Shiny Fonts and Inks
One factor that can make cursive invitations less readable for anyone is the combination of ink and font. A perfectly readable font can be rendered unreadable if skinny, shiny fonts and inks in colors such as silver are used on light paper. If you are set on using a shiny silver font or something similar, cursive may not be the way to go -- plainly printed letters may be better.
Cursive lessons used to be mandatory in schools because that's how a lot of writing was done, and children needed to learn how to do it and read it. In the past few years, though, cursive has been eliminated from the mandatory curriculum in many places. Some schools still taught it while others did not; although, some school districts are now adding it back into their curriculums.

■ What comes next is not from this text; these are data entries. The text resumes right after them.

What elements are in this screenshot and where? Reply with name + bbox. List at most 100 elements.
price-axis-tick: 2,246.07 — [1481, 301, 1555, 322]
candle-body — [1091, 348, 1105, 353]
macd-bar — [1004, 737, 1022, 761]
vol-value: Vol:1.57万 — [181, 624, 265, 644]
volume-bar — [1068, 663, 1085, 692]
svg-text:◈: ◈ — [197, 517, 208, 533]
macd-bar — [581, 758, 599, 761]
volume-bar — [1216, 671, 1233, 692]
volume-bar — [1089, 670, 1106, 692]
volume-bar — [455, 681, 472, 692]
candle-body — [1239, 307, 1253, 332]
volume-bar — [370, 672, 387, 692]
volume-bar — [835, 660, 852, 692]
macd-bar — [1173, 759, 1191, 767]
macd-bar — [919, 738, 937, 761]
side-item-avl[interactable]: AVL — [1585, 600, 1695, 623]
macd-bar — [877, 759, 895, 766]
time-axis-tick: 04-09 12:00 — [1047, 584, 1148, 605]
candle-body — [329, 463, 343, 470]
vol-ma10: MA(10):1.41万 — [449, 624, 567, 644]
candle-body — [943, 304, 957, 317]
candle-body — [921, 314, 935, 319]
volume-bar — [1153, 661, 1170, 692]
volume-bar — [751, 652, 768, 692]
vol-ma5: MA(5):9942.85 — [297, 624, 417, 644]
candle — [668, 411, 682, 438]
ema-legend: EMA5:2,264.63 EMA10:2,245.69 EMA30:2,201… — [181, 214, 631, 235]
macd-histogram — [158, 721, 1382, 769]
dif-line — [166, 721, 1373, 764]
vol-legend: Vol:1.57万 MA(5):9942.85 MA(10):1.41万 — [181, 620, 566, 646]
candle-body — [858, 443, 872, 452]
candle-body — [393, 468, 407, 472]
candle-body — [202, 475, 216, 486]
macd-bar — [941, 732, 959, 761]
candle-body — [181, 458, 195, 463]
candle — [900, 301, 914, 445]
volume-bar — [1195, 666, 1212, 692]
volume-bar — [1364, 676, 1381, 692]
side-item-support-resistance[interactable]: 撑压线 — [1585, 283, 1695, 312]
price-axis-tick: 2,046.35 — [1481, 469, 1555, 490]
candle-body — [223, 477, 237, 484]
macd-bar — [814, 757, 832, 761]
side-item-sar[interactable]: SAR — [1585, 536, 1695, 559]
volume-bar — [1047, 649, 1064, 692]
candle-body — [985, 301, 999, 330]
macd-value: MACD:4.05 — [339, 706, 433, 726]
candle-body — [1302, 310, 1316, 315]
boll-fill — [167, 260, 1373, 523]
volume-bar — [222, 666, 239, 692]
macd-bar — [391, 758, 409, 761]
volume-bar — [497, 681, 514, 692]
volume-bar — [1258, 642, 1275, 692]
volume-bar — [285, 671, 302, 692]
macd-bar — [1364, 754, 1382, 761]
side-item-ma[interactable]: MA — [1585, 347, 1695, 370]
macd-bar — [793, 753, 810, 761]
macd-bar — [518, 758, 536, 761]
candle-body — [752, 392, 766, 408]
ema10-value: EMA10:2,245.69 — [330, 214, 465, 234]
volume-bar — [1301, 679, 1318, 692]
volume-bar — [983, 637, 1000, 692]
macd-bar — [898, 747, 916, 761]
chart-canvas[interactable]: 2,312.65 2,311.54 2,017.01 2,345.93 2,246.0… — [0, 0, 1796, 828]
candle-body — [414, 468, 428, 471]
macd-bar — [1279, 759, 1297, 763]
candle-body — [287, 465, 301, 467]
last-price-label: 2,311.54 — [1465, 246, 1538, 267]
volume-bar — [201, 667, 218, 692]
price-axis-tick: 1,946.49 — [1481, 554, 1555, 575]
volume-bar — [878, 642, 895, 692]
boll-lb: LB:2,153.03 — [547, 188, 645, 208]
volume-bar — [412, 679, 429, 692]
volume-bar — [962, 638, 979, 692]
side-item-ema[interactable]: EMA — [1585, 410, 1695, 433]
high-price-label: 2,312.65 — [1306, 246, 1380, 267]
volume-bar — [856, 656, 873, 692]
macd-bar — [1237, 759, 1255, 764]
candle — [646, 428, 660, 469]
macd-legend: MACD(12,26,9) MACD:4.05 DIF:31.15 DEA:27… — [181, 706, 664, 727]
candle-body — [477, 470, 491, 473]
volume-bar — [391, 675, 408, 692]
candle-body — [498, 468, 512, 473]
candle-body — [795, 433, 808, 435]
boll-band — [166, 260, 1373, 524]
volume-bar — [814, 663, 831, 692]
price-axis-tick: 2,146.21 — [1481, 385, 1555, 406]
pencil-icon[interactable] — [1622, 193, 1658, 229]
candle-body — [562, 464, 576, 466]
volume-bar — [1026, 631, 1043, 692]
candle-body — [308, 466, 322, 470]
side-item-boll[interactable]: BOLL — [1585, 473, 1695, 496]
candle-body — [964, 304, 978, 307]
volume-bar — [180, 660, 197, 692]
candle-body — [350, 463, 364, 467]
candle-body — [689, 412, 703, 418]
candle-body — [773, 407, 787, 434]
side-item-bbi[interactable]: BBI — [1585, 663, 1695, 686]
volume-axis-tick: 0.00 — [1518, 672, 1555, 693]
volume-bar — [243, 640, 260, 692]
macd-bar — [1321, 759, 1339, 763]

The result is that many younger people, even up to young-adult age, may not be as good at reading cursive as older people who had to learn it early on. (This is a real issue; for example, during a recent trial, a college-aged witness confessed that she couldn't read a letter written in cursive that she had dictated to someone else.) If you're unsure about the cursive reading skills of your guests, not using cursive, or at least using a font where the frilly aspect of cursive is minimized, may be best.
However, cursive writing is still considered elegant, and if readability isn't an issue for your guests and you want to have a refined air surrounding your wedding, the use of cursive could be perfect.
One compromise, as mentioned, is a font that is overall cursive but not very frilly, or one that uses cursive-style letters that are not connected. It's essential that you see a printed sample of your invitations before ordering the whole batch so that you can see if the font you chose is too dense, too spidery, too plain, or too something-else. Wedding planners can help you navigate the maze that is getting your invitations designed and printed so that your guests have all the information they need.